A Disaster Week in Haiti

Parul Dubey on May 12, 2022 - in Land Development, Remediation/redevelopment

1:40 PM, Tuesday, February 1, 2022

I am four-wheel driving on a muddy dirt road in the middle of a green tobacco field in the south of Haiti, near Les Cayes. It’s the middle of winter, but here it’s hot and humid, and my back is cramped and sore from the prolonged rocking motion.

I am trying to rendezvous with Felipe, who is a country director of the United Nations Office of Project Services (UNOPS). Our team and UNOPS have teamed up to assist and operate 520 Haitian engineers from the Ministry of Public Works, Transport and Communications (MTPTC) in a massive damage assessment project, the largest of which the world has ever seen. Our goal is to assess, categorize and repair 180,000 earthquake-damaged buildings in five months. During this four-month period, we have already assessed 130,000 structures and spoken to more than one million people who were affected by the disaster.

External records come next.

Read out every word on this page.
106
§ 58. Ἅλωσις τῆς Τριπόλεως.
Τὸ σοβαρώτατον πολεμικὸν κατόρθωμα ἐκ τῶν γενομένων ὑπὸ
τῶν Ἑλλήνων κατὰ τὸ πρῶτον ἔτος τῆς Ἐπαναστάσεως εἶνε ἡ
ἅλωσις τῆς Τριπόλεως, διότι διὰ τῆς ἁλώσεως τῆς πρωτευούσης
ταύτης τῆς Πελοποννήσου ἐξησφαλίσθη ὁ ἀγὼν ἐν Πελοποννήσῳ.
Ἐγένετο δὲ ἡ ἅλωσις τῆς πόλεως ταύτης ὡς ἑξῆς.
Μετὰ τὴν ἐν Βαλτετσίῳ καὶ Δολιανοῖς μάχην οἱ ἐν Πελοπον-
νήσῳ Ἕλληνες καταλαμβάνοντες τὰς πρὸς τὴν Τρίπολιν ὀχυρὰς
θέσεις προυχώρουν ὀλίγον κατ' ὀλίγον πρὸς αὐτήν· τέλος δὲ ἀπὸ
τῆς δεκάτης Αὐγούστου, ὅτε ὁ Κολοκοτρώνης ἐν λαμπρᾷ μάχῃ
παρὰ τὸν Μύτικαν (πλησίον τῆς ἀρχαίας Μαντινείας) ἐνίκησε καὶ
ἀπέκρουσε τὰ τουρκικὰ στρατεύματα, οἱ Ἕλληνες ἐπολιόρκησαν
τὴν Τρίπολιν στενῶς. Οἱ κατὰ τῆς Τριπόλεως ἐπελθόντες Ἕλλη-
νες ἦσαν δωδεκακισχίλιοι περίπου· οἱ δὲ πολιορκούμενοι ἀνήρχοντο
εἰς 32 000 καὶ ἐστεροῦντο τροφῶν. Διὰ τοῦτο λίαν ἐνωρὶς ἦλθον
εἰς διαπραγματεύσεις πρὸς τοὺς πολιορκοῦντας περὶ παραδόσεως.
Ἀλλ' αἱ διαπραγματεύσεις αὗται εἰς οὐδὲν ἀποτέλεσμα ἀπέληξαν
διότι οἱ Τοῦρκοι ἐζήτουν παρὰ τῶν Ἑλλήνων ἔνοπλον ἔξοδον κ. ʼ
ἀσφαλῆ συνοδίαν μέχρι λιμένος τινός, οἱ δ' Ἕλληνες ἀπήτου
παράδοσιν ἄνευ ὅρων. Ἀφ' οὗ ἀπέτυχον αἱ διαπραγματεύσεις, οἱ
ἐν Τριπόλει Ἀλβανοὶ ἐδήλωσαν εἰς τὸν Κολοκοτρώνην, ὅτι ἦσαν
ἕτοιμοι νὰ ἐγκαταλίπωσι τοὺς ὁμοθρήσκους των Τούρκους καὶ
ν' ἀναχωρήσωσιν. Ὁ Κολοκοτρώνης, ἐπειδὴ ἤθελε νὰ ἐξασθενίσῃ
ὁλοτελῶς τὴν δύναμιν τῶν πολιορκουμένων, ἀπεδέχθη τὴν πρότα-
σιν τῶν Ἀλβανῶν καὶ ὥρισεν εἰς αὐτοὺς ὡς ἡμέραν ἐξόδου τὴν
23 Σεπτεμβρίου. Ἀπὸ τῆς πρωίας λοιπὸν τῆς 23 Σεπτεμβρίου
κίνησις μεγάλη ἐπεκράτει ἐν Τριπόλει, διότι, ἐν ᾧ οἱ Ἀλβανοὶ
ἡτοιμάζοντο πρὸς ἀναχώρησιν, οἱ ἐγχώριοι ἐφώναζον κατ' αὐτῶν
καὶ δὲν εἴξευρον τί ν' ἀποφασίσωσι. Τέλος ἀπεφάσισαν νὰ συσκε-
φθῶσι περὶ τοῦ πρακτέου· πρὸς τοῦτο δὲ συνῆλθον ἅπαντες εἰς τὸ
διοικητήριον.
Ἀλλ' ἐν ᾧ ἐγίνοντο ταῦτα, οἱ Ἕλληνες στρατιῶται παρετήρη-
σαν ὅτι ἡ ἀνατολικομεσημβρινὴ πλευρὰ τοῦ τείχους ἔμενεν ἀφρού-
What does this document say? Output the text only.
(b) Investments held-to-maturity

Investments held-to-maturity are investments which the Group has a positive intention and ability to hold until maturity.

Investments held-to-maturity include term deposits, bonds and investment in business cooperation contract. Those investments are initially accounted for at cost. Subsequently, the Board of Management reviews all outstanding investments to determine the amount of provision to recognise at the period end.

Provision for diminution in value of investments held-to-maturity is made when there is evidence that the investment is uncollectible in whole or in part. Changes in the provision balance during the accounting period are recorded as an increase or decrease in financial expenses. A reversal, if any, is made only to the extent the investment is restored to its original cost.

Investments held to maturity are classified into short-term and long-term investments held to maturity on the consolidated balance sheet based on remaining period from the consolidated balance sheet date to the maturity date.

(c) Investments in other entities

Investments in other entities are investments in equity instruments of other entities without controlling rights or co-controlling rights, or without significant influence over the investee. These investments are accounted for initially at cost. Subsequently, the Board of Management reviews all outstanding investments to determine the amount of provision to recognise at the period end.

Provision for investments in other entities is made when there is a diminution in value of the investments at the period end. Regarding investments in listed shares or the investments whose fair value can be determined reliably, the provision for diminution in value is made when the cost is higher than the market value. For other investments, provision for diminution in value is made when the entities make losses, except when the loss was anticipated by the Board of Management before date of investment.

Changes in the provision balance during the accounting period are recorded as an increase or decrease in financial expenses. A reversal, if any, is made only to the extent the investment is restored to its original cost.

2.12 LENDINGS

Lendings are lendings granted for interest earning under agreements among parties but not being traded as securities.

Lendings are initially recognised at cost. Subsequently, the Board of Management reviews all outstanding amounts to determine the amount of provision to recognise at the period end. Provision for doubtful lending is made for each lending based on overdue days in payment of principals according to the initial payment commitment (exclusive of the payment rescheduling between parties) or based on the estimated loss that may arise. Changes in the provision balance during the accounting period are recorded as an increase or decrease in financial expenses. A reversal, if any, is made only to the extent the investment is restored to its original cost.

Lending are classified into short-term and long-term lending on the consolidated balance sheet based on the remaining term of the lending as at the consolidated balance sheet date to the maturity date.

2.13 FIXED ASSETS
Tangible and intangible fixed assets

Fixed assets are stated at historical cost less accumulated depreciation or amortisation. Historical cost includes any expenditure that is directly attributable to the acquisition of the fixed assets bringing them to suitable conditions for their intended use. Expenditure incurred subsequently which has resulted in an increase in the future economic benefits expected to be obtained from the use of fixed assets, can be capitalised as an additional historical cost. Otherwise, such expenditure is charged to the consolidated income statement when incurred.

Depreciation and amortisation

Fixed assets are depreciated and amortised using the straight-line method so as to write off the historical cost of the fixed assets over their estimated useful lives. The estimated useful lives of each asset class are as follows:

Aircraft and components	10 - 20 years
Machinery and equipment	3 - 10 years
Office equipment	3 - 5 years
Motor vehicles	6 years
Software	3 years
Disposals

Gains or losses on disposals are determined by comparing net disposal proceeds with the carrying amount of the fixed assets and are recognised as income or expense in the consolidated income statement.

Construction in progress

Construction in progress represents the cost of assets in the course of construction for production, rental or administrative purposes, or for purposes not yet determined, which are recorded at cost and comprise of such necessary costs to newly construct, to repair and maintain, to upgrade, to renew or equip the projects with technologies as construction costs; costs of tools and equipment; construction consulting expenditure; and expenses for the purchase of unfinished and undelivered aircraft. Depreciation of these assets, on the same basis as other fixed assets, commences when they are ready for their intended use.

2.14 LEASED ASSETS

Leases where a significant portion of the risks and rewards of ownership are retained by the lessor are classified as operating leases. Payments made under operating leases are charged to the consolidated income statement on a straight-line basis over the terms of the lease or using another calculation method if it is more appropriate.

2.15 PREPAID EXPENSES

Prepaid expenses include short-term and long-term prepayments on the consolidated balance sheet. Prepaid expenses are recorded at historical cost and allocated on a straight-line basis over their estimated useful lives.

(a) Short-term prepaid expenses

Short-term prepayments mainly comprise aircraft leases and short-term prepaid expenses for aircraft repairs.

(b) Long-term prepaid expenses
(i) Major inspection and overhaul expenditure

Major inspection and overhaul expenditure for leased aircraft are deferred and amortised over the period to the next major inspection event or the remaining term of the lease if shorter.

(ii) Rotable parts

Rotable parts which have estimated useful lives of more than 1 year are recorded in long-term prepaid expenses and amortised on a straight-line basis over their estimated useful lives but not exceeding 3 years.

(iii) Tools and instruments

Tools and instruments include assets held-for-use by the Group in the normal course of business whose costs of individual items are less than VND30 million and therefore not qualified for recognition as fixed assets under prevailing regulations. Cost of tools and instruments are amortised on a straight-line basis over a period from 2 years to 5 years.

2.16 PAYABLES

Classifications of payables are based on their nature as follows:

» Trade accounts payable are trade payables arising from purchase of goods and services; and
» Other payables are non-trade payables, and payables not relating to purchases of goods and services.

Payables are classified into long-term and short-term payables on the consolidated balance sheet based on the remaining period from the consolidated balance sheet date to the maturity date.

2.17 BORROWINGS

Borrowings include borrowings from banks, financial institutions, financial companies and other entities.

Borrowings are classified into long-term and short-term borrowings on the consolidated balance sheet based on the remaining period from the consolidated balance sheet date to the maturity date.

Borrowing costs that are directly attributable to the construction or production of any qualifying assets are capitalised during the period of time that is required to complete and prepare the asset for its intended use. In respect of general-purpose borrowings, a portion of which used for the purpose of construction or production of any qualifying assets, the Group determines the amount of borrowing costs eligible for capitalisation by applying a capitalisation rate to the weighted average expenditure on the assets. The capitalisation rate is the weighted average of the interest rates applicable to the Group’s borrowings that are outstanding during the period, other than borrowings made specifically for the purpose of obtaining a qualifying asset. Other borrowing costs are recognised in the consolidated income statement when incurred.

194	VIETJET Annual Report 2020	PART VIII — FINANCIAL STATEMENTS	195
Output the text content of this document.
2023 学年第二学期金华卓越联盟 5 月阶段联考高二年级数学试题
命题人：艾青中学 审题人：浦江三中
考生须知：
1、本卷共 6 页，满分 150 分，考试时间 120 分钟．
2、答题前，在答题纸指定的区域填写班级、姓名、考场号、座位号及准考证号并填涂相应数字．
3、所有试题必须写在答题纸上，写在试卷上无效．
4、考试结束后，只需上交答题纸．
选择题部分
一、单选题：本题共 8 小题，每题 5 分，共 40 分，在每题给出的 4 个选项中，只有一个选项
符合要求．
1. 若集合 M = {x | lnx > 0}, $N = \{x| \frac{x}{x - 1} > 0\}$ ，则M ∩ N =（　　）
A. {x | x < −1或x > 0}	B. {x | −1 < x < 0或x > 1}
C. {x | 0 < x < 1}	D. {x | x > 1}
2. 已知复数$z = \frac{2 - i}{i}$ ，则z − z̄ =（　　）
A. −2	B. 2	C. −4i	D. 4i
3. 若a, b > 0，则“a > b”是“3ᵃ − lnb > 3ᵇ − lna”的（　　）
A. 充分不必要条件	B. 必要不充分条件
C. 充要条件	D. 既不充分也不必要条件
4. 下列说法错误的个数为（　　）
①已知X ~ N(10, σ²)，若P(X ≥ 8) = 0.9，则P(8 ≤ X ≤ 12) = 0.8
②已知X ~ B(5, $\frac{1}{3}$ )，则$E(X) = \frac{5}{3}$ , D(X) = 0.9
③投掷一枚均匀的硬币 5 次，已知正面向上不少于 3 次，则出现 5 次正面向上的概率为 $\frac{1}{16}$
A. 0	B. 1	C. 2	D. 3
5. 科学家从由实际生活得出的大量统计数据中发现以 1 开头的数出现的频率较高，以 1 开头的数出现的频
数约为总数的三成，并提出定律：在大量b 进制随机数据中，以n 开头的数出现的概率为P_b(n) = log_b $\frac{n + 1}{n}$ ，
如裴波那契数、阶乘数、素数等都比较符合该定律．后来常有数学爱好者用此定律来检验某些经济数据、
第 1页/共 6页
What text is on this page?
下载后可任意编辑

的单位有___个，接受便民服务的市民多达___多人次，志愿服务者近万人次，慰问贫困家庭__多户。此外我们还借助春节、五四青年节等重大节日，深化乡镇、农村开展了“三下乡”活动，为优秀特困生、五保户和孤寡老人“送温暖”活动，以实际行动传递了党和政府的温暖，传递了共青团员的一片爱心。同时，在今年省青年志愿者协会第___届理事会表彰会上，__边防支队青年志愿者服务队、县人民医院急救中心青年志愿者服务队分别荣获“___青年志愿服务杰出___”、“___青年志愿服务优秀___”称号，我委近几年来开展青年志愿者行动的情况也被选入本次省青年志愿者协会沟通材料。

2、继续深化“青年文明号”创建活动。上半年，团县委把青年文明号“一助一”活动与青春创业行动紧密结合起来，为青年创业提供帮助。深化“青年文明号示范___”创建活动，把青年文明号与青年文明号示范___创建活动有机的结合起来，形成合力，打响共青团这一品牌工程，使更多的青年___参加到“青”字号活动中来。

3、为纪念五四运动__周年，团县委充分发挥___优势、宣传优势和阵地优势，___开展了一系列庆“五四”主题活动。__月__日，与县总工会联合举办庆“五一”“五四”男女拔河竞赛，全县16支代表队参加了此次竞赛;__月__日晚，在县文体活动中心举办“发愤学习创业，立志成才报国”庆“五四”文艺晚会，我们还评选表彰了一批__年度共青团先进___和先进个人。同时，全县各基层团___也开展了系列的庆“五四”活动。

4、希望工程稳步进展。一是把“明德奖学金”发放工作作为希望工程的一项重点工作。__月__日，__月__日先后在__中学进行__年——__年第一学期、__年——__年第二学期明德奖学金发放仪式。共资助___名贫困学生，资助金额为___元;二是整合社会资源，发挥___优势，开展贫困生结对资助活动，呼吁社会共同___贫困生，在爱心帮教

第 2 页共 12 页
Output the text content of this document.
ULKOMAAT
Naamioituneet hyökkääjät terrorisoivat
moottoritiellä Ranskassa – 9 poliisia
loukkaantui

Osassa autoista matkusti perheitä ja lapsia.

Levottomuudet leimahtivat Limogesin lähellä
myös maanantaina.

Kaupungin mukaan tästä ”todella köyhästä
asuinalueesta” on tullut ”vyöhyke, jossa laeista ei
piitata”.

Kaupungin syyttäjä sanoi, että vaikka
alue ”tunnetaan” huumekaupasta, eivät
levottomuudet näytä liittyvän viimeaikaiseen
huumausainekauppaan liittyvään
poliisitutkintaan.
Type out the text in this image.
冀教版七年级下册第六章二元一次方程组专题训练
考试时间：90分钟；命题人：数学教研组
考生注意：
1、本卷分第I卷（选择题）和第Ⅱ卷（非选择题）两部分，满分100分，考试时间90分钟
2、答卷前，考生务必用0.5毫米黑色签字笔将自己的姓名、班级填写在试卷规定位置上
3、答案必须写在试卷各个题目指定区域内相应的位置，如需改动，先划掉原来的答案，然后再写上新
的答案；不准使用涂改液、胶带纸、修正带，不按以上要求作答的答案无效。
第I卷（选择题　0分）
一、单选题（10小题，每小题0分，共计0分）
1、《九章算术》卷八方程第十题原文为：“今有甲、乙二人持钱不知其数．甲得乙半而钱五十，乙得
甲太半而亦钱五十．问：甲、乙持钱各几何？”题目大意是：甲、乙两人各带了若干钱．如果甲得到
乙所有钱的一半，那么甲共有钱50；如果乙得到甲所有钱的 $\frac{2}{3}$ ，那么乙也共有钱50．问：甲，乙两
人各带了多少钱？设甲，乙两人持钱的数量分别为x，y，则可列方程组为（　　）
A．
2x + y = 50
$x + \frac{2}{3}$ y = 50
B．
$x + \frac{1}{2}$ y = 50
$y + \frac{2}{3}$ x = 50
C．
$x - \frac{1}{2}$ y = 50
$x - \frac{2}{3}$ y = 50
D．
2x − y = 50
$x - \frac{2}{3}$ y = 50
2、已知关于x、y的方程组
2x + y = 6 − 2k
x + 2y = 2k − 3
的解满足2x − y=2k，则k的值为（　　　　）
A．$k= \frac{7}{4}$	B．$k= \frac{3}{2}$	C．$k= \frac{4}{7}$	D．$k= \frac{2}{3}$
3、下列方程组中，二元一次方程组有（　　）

We need to know exactly what happened last August during the magnitude 7.2 earthquake, the solutions needed and the cost to address the damage. At the head of this project are Haitians leading and managing the effort with a minimal number of foreigners. Both UNOPS and our team are composed of nationals. This is, by leaps and bounds, the opposite of the 2010 earthquake reconstruction project. Haiti is struggling with many issues, but as far as engineering is concerned, there have been remarkable advancements.